Cal OES Revisits the Oroville Dam Spillway Incident and Its Impacts Five Years Later

Raging water flows out of the Oroville Dam spillway prior to closure

Cal OES Photo: Raging water flows out of the Oroville Dam spillway prior to closure

Oroville Spillway Incident: The Atmospheric Impetus

Winters in northern California are normally wet, but not as saturated as they were in 2017. January and February of that year were among the wettest months on record for the entire 110-year history of Feather River hydrology. As the days and weeks passed during those months, rain poured, raising levels in California’s lakes, rivers and reservoirs to capacity – some going above.

Over the next week and a half, the California Governor’s Office of Emergency Services (Cal OES) and the California Department of Water Resources (DWR) would come to understand intimately the impacts this wet weather would have on our nation’s tallest dam.

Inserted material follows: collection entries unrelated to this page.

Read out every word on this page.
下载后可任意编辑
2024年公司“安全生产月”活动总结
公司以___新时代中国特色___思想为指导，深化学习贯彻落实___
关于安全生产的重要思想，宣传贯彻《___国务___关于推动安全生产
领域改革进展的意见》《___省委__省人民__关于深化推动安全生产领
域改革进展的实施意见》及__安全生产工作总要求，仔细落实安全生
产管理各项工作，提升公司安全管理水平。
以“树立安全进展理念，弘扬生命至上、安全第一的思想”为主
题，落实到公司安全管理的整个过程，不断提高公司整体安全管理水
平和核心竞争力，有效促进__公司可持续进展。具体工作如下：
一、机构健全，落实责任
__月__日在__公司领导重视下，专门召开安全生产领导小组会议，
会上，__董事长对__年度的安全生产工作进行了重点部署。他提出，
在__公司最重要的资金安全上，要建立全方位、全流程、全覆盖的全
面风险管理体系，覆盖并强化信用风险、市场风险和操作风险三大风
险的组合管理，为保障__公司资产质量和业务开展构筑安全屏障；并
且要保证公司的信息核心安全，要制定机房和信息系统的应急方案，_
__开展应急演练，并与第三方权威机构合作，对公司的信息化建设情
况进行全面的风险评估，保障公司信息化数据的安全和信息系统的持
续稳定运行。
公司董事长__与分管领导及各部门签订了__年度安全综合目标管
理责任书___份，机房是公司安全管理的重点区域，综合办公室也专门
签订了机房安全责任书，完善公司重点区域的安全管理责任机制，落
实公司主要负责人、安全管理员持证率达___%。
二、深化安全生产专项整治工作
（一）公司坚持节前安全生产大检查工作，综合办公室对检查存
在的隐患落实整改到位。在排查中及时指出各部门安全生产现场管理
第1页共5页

The Oroville Reservoir Dam in Butte County began to show signs of compromise and inadequacy. According to DWR, the Feather River watershed above the Oroville reservoir received an entire year’s average runoff – 4.4 million acre-feet – in 50 days during those two months. During routine visual inspections on February 7, 2017, officials discovered damage to Oroville’s main spillway.

As a large atmospheric river storm settled over the Feather River basin, massive inflows and higher than expected precipitation increased lake levels rapidly. For the first time in the Oroville spillways history, the lake reached 901 feet and activated the emergency spillway, an uncontrolled concrete weir that allows water to pour over onto a bare hillside.

Then on February 12, Butte County Sheriff’s Office gave the evacuation order for the city of Oroville and multiple downstream communities along the Feather River due to concerns about downhill erosion threatening the emergency spillway structure. It’s estimated 188,00 people evacuated throughout the Feather River Basin.

On February 13, Cal OES coordinated with the National Guard to put 23,000 guards on standby to be ready for immediate deployment if the dam spillway should fail to help with evacuation and relief efforts. The next day, at 2:45 p.m., the evacuation order above was reduced to an evacuation watch by Cal OES officials and DWR and could return to the evacuated areas.

The Catalyst for Cal OES and New Requirements for Emergency Action Plans for Dam Safety

A significant result of the Oroville Spillway Incident was the creation of the Dam Safety Planning Division at Cal OES. Jose Lara was involved from the beginning of its inception.

 

In 2018, the main spillway was fully reconstructed, and the emergency spillway was completed. A concrete buttress to further bolster the emergency spillway weir and an underground secant pile wall and splashpad on the hillside were constructed to prevent uphill erosion if the emergency spillway is ever used again.

More than 1,000 people worked more than 2 million hours to rebuild the Oroville spillways to ensure the safety of downstream communities.